Chekhov with his comedy The Seagull turned notion of theatre of his time upside down. After more than a century Finnish theatre director Kristian Smeds with a great respect to the text however rips up the play and discovers there a new potential.

“Run, new forms are coming!” says Juhan Ulfsak’s Treplev to his mother Arkadina played by his real father Lembit Ulfsak. A cult figure in Soviet films, Lembit Ulfsak is now one of the mainstays of the Estonian Drama Theatre. Aleksander Eelmaa, playing the part of Trigorin, also had a long run at the Drama Theatre, but his son Taavi Eelmaa appears in The Seagull as Semjon Medvedenko, the teacher. Helgi Sallo, alias Sorina, is one of Estonia’s brightest operetta stars, and daughter Liina a core member of Von Krahl, even though she does not appear in The Seagull.

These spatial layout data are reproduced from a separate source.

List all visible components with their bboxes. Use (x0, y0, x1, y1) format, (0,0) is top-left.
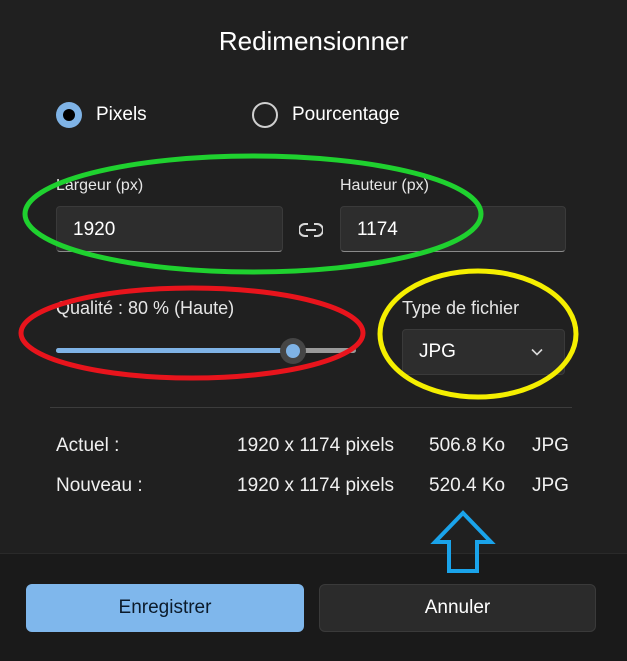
radio-pixels[interactable]: Pixels (56, 102, 147, 128)
radio-percentage[interactable]: Pourcentage (252, 102, 400, 128)
current-size: 506.8 Ko (429, 435, 506, 456)
radio-checked-icon (56, 102, 82, 128)
save-button[interactable]: Enregistrer (26, 584, 304, 632)
new-dimensions: 1920 x 1174 pixels (237, 475, 395, 496)
quality-slider-fill (56, 348, 293, 353)
chevron-down-icon (531, 348, 543, 356)
width-input[interactable]: 1920 (56, 206, 283, 252)
file-type-value: JPG (419, 341, 456, 362)
current-dimensions: 1920 x 1174 pixels (237, 435, 395, 456)
height-label: Hauteur (px) (340, 177, 429, 194)
cancel-button[interactable]: Annuler (319, 584, 596, 632)
quality-slider-thumb[interactable] (280, 338, 306, 364)
height-input[interactable]: 1174 (340, 206, 566, 252)
width-label: Largeur (px) (56, 177, 144, 194)
file-type-label: Type de fichier (402, 298, 520, 318)
dialog-title: Redimensionner (218, 26, 409, 56)
new-label: Nouveau : (56, 475, 143, 496)
resize-dialog: Redimensionner Pixels Pourcentage Largeu… (0, 0, 627, 661)
radio-unchecked-icon (252, 102, 278, 128)
radio-percentage-label: Pourcentage (292, 104, 400, 125)
link-aspect-ratio-icon[interactable] (299, 220, 323, 240)
current-format: JPG (532, 435, 569, 456)
divider (50, 407, 572, 408)
new-format: JPG (532, 475, 569, 496)
radio-pixels-label: Pixels (96, 104, 147, 125)
current-label: Actuel : (56, 435, 120, 456)
file-type-select[interactable]: JPG (402, 329, 565, 375)
quality-label: Qualité : 80 % (Haute) (56, 298, 235, 318)
new-size: 520.4 Ko (429, 475, 506, 496)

Kristian Smeds: “I’d long been debating various ways of approaching Chekhov’s The Seagull, for though it is to a great extent about art and artists, it also addresses generational conflict. The Von Krahl players family backgrounds gave the play an interesting dimension, introducing a new plane to Chekhov’s complex text. With this cast there is a nice interplay of fact and fiction.” The real „new and old school” theatre battle takes place on stage. And tomatoes flying onto the stage during one of the final scenes are also real…

Alongside the acknowledgment that a life not shared is meaningless, one of the major themes of this cruel, but intensely entertaining production is the clash of generations in life, as in art. The Seagull is about the art itself as well. As Smeds has said: “It is important to be able to question the whole point of theatre and theatre-making. What do you do and why. Do the contents you create have any value? If the answer is yes, then what and for whom?”